Using regex to only match those Strings which use escape character correctly (according to Java syntax)?

Question

take these strings for example:

"hello world\n" (correct - regex should match this)

"I'm happy \ here" (this is incorrect as the escape character is not used correctly - regex should not match this one)

I've tried searching on google but didn't find anything helpful.

I want this one to be used in a parser which only parses string literals from a java code file.

Here is the the regex I used:

"\\\"(\\[tbnrf\'\"\\])*[a-zA-Z0-9\\`\\~\\!\\@\\#\\$\\%\\^\\&\\*\\(\\)\\_\\-\\+\\=\\|\\{\\[\\}\\]\\;\\:\\'\\/\\?\\>\\.\\<\\,]\\\""

what am I doing wrong?

Answer 1

I guess you gave us the regex in Java String literal form, like

String regex = \"(\[tbnrf'"\])*[a-zA-Z0-9\`\~\!\@\#\$\%\^\&\*\(\)\_\-\+\=\|\{\[\}\]\;\:\'\/\?\>\.\<\,]\";

Unpacking that from Java's String escaping syntax gives the raw regex:

\"(\[tbnrf'"\])*[a-zA-Z0-9\`\~\!\@\#\$\%\^\&\*\(\)\_\-\+\=\|\{\[\}\]\;\:\'\/\?\>\.\<\,]\"

That consists of:

• \" matching a double-quote character (Java String literal begins here). Escaping the double quotes with backslash isn't necessary: " on its own is ok as well.
• (\[tbnrf'"\])*: a group, repeated 0...n times. I guess you want that to match against the various Java backslash escapes, but that should read (\\[tbnrf'"\\])* with a double backslash in front and inside the character class. And maybe you want to cover the Java octal escapes as well (see the language specification), giving (\\[tbnrf01234567'"\\])*
• [a-zA-Z0-9\``\~\!\@\#\$\%\^\&\*\(\)\_\-\+\=\|\{\[\}\]\;\:\'\/\?\>\.\<\,]: a character class matching one character from a selected list of alphabetic and punctuation characters. I'd replace that with [^"\\], meaning anything but double quote or backslash.
• \" matching a double-quote character (string literal ends here). Once again, no need to escape the double quote.

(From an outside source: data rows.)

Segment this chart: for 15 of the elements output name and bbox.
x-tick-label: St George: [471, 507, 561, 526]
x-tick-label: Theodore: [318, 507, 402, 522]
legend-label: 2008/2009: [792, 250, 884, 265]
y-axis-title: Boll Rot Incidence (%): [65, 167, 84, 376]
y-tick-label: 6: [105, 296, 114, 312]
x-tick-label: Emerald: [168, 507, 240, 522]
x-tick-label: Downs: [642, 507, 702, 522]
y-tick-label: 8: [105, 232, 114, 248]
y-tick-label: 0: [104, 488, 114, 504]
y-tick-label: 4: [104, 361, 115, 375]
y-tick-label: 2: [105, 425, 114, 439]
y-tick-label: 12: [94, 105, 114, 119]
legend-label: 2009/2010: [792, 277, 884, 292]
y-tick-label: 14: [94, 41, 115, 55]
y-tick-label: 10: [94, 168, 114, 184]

Besides the individual elements, the overall structure of the regex probably isn't what you want: You allow only strings beginning with any number of backslash escapes, followed by exactly one non-escape character, and this enclosed in a pair of double quotes.

The overall structure should instead be "(backslash_escape|simple_character)*"

So, the complete regex would be:

"(\\[tbnrf01234567'"\\]|[^"\\])*"

or, expressed in a Java literal:

String regex = "\"(\\\\[tbnrf01234567'\"\\\\]|[^\"\\\\])*\"";

And, although this is shorter than your original attempt, I'd still not call it readable and opt for a different implementation, not using regular expressions.

P.S. Although I did some testing with my regex, I'm not at all sure that it covers all relevant cases correctly.

P.P.S. There are the \uxxxx escapes, not yet covered by the regex.